Mole killer's grisly display of victims

Moles of Lancashire beware – the mystery why a number of them were left hanging from a fence has been revealed.

The dead animals were strung up on a barbed wire fence on Black House Lane, near Chipping, in a throwback to olden days when mole catchers would show off their work to get paid.

John Noblett, who runs Lancashire Mole Control, said trappers hung the animals on fences so landowners could see how many they had snared and pay them by the mole.

The catchers would display up to 100 of the unfortunate creatures, as well as crows and other animals considered vermin.

Mr Noblett, who lives in Warton, near Preston, said: "The chances are this will be some old fella who has caught some moles and still hangs them on the fences.

"It used to not only show off what a good job the catcher had done, but also the landowner or whoever was paying could count them up and pay them.

"They used to have to leave the moles hanging there though, otherwise they could take it on to the next job and get paid twice for the same animal."

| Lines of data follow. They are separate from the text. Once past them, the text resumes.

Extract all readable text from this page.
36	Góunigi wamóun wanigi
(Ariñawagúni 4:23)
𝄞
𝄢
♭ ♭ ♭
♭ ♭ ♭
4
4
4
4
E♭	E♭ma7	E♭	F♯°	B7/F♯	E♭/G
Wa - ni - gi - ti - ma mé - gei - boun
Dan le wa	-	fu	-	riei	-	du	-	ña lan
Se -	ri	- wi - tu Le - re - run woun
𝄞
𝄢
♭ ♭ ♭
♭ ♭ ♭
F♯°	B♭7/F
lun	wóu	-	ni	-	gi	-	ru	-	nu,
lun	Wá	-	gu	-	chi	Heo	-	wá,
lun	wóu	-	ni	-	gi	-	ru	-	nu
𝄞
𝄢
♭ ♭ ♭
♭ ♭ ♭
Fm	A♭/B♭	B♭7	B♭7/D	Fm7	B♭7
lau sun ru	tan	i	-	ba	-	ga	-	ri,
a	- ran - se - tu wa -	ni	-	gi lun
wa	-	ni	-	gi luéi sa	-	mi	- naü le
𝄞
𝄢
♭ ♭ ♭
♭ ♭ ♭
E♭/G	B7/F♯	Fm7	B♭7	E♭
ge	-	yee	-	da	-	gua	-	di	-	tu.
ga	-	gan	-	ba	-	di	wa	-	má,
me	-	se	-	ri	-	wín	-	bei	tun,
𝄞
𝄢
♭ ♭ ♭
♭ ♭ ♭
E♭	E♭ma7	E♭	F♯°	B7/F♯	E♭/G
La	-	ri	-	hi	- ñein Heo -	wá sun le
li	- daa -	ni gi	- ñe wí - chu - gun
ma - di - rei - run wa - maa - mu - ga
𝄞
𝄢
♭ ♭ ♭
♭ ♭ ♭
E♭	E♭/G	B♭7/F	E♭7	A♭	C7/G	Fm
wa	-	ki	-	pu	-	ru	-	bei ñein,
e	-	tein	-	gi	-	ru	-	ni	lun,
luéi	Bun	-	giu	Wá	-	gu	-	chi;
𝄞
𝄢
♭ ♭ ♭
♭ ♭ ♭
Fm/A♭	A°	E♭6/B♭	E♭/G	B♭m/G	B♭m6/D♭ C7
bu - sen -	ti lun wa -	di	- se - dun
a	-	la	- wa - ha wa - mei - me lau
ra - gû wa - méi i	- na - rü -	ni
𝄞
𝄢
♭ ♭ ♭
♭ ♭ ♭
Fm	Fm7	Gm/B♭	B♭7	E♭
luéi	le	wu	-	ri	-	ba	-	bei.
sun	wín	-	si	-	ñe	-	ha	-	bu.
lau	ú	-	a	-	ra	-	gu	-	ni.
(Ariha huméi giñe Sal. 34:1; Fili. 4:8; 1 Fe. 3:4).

He added that there was nothing illegal about the practice but said he never did it as it was "not in very good taste".

Chipping resident Graham Wilkinson, who is also chairman of the parish council, said it is not an unusual sight.

He said: "The first time we saw them they were a little bit surprising but now we have lived in the country a bit longer. From time to time you do get a row of them hanging up on a fence.

"Moles are lovely little creatures but if one of them came up in your prized lawn, I don't think you'd be too happy."

Moles have no legal protection in the UK and are widely regarded as pests by farmers, horticulturalists and green-keepers.

They spend almost all their lives underground in tunnels which can cause plant roots to wilt and die. Mole hills also cause damage to farm machinery and contamination of grass used to make silage.